The Future Ain’t What It Used To Be
Professor William C Bailey
Chair, School of Agriculture
Western Illinois University
Macomb, Illinois
The quote – “The future ain’t what it used to be” – is from famed baseball player and manager Yogi Berra. I grew up watching Yogi but knowledge of his abilities seems to have slowly slid into the past. However, his quotes remain and this particular quote applies directly to the recent Farm Expo (nee Ag Mech Show) at Western Illinois University (WIU).
Featured at this year’s Farm Expo was a 19th century McCormick reaper. The reaper was donated to WIU by John Sargent, a WIU alum and Vice President of Marketing and Logistics for McCormick USA. While it is difficult to believe, looking at the reaper, it, quite literally, revolutionized grain harvesting. It permitted harvesting of 5 – 7 acres of grain when less than one acre was harvested previously. Technology replaced muscle. The reaper displayed at WIU was, in its time, cutting edge technology and a promise of the future.
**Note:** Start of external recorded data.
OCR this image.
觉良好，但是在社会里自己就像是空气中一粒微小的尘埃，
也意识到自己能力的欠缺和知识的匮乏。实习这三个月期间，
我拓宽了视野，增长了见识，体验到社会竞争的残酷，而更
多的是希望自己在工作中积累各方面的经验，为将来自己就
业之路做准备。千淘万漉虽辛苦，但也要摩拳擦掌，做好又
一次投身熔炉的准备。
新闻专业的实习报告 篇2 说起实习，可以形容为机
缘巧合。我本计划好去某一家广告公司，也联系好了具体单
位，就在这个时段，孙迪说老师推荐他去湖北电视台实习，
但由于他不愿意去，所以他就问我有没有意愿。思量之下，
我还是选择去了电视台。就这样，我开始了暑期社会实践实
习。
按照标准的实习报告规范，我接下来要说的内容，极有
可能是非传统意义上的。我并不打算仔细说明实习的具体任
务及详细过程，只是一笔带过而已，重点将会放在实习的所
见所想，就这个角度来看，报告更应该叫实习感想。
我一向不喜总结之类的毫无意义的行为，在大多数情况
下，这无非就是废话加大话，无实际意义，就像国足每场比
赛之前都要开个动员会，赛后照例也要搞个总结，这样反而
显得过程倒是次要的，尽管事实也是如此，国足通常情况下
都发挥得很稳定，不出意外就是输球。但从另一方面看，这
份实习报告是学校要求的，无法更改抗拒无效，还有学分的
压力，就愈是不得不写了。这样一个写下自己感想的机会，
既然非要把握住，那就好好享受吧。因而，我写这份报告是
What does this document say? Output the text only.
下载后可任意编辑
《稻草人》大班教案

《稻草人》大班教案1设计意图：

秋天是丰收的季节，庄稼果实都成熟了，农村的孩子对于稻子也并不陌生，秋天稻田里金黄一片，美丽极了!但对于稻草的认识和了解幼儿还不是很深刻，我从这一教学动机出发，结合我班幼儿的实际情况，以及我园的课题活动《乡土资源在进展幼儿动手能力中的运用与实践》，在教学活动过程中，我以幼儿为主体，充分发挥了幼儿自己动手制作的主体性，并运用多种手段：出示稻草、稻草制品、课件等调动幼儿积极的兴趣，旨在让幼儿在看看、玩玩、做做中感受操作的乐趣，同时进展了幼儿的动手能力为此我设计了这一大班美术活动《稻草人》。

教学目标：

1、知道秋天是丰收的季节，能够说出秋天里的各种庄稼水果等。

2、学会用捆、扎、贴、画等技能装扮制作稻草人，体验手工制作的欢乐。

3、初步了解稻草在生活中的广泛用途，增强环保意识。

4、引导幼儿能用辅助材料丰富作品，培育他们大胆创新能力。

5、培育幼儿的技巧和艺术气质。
That future, today, has changed more than the inventor Cyrus McCormick could have imagined. The future that he saw, truly, isn’t what it used to be. I will use the most recent edition of the magazine “The Corn and Soybean Digest” to explore today’s reality which those who invented, and eventually used, WIU’s McCormick reaper could not have imagined. Let’s discuss precision farming.
Precision farming is a concept well known to farmers, but to those outside of farming, the phrase seems almost like an oxymoron – an incongruous phrase, one containing contradictory terms. Farming, after all, mostly involves some guy on a tractor or other large machine driving around a field creating dust. What could possibly be precise about that? The reality is that most grain and soybean farmers are either using very sophisticated precision farming tools or seriously considering their use. Precision farming uses global positioning systems to track and operate farming equipment at optimum levels of efficiency; Global Information Systems are used to understand cropping variability; and sensors are employed to help apply fertilizer where it is most needed, not where it is not needed.
Other contemporary precision farming tools include auto-guidance or auto-steering equipment that permit farmers to cover fields more efficiently and sensor technology that help keep track of crop growing progress so that poorly developing crop areas may be addressed. On some farms, equipment is actually operated, untouched by human hands, by computers while being monitored many miles away.
Those tools, like the McCormick reaper in its day, are seen by many as pushing the technological envelop as far as possible. But just as Cyrus McCormick could not see a future where information from satellites is used to drive tractors, what new technologies will arise in the future that are completely unseen today? For agriculture, the future will never be what is used to be.